Thomas McCutcheon

Q: I work for a chain retail store. They have me working 50 to 60 hours a week. They promoted me to assistant manager and put me on a salary. I now make less than I did when I was paid hourly and received overtime. I don’t think this is legal. Should I call a lawyer?

Ashley, Sheffield, AL

A: We have seen some court rulings in the last few years that have been favorable towards workers that have been classified as “executive exempt” workers to avoid overtime pay. These cases fall under the Fair Labor Standards Act. The FLSA is a federal law that regulates the legal rate of pay for various types of workers.

We review cases where employees have been classified as managerial but their work is similar to what they did as an hourly worker. When store managers or department managers are reclassified as “executive exempt” they are not paid overtime. However, many times their primary job duties do not involve management and this is simply a false classification in order to avoid payment of overtime wages.

There are also decisions concerning companies that hire workers as “independent contractors”. These workers are hired to avoid payment of payroll taxes, workers compensation premiums, unemployment insurance as well as overtime.

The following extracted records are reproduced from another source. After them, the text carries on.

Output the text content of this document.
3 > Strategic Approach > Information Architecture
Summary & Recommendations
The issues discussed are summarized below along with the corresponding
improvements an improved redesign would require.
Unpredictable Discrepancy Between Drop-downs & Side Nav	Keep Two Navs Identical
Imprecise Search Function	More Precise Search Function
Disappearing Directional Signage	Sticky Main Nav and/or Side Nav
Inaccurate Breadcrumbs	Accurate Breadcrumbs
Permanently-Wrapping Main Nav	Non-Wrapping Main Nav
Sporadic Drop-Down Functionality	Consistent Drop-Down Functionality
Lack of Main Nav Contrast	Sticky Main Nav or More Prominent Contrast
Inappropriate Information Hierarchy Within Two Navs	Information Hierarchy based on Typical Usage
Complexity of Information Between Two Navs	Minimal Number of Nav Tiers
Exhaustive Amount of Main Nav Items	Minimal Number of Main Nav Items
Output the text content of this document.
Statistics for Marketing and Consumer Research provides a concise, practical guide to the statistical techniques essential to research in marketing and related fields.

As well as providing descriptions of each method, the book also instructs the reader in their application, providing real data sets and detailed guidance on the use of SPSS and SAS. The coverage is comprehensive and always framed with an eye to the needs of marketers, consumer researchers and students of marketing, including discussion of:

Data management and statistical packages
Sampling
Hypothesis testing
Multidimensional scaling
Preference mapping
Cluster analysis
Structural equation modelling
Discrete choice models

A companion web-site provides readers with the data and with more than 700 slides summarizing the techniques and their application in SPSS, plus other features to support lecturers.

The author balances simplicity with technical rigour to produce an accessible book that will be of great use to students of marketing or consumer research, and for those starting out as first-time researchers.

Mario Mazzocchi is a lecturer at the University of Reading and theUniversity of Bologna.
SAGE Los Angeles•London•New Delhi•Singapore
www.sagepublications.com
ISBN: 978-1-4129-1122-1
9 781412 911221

The factors that we look for when determining whether or not a worker is truly an independent contractor is how much control they have over how the job is done. Considerations are when the work is done and who says when the work is done. Other factors are who furnishes the tools and other supplies, and whether or not there is a right to fire anyone on the job site.

Certain employers also require employees to work “off the clock”. This is also a violation of the FLSA.

Misclassification of employees occurs fairly frequently and if you are making less money for the same job then this is a case we would like to review. Typically, the courts award theble (triple) damages.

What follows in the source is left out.